У французских рыцарей был специальный узенький кинжал, которым наносили «удар милосердия» — приканчивали поверженного противника сквозь его забрало. У Бога нет ни такого кинжала, ни такого милосердия. У Бога нет смерти, нет и смертной казни. У Него лишь воскресение, вечная жизнь — в бесконечном разнообразии оттенков и качеств от эмпирея до девятого адского круга.
«Адская мука» — это всего лишь гордыня, доведённая до предела, до самоослепления, до полной изоляции от других людей. Адский огонь — это жар самомнения.
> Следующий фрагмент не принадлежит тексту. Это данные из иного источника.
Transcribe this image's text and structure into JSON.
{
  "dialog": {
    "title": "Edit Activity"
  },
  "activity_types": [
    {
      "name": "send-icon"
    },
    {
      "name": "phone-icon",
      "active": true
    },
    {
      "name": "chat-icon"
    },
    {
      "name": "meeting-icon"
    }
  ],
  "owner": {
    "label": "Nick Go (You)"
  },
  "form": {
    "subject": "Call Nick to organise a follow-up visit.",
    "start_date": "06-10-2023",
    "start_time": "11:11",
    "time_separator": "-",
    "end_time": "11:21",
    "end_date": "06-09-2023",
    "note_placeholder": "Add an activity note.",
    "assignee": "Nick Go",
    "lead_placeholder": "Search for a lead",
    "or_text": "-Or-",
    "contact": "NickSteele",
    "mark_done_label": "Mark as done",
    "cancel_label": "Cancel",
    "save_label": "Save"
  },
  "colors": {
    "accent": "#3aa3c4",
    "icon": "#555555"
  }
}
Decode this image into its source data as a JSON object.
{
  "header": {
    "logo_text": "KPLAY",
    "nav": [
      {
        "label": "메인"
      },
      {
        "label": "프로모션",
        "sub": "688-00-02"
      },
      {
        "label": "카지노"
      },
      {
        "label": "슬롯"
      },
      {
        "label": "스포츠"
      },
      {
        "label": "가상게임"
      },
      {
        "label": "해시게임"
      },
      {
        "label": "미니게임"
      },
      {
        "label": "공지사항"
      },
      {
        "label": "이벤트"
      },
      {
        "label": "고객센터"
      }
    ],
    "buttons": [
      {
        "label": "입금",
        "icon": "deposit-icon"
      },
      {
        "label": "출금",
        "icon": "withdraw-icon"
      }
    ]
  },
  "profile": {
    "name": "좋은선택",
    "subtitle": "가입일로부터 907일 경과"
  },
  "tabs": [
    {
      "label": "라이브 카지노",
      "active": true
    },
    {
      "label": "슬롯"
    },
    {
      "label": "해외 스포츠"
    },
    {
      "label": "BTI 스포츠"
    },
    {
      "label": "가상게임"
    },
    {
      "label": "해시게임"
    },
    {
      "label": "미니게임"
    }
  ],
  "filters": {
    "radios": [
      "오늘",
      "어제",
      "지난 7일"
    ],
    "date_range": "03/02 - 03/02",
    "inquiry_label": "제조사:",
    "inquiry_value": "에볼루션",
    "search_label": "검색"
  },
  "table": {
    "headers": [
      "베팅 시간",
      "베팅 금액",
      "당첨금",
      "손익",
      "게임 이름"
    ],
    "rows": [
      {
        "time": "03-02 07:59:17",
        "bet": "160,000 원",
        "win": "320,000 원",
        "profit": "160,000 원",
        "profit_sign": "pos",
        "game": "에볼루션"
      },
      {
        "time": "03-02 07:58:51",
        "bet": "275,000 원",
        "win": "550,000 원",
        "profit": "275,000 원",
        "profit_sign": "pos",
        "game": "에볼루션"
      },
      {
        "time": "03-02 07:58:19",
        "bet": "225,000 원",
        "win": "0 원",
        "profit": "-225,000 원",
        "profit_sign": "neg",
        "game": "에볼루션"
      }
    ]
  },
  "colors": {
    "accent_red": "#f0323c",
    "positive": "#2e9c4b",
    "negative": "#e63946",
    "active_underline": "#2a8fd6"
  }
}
Нам легче понять природу ада, чем древним, ибо мы знаем (понаслышке, правда) про самоподогревающиеся консервы. Мы будем жарить себя сами, без сковородок и бесенят. «Остынь» — это призыв к первой стадии смирения и спасения. «Посмотри на других» — ко второй. Просто посмотреть — без гнева, не кипятясь и не гордясь. В притче о мытаре и фарисее недаром помянуто, что мытарь «стоял вдали», т.е. за спиной фарисея. Гордец не видел его и не хотел видеть. Он уже был в аду.
Ад у меня вызывает возмущение не по той причине, которую я же обычно выставляю. Не за другого я беспокоюсь, а за себя беспокоюсь и недоумеваю. Ведь я по опыту хорошо знаю, что грешить можно бесконечно. У меня-то на это физических сил и наглости не хватает, но очами умишка своего я заглянул в грех и убедился, что в эту дыру можно падать бесконечно: сколько я мыслей бросил в этот колодец, а до сих пор не слышно звука от их падения... Но если грех есть есть дыра, падение в которую бесконечно, но где же ад? ада нет и быть не должно, грех вечен.
Это, между прочим, не совсем бред. Ад — это не место наказания за грех, а место, где грех — то есть, грешник, ибо “грех” как абстракция не существует — где грешник предоставлен самому себе, а вовсе не истреблён. Грешник бесконечно продолжает грешить мыслью (делом грешить у него возможность отобрана в аду). И это есть ад — дурная бесконечность (не путать с вечностью и, тем более, с безнаказанностью) греха.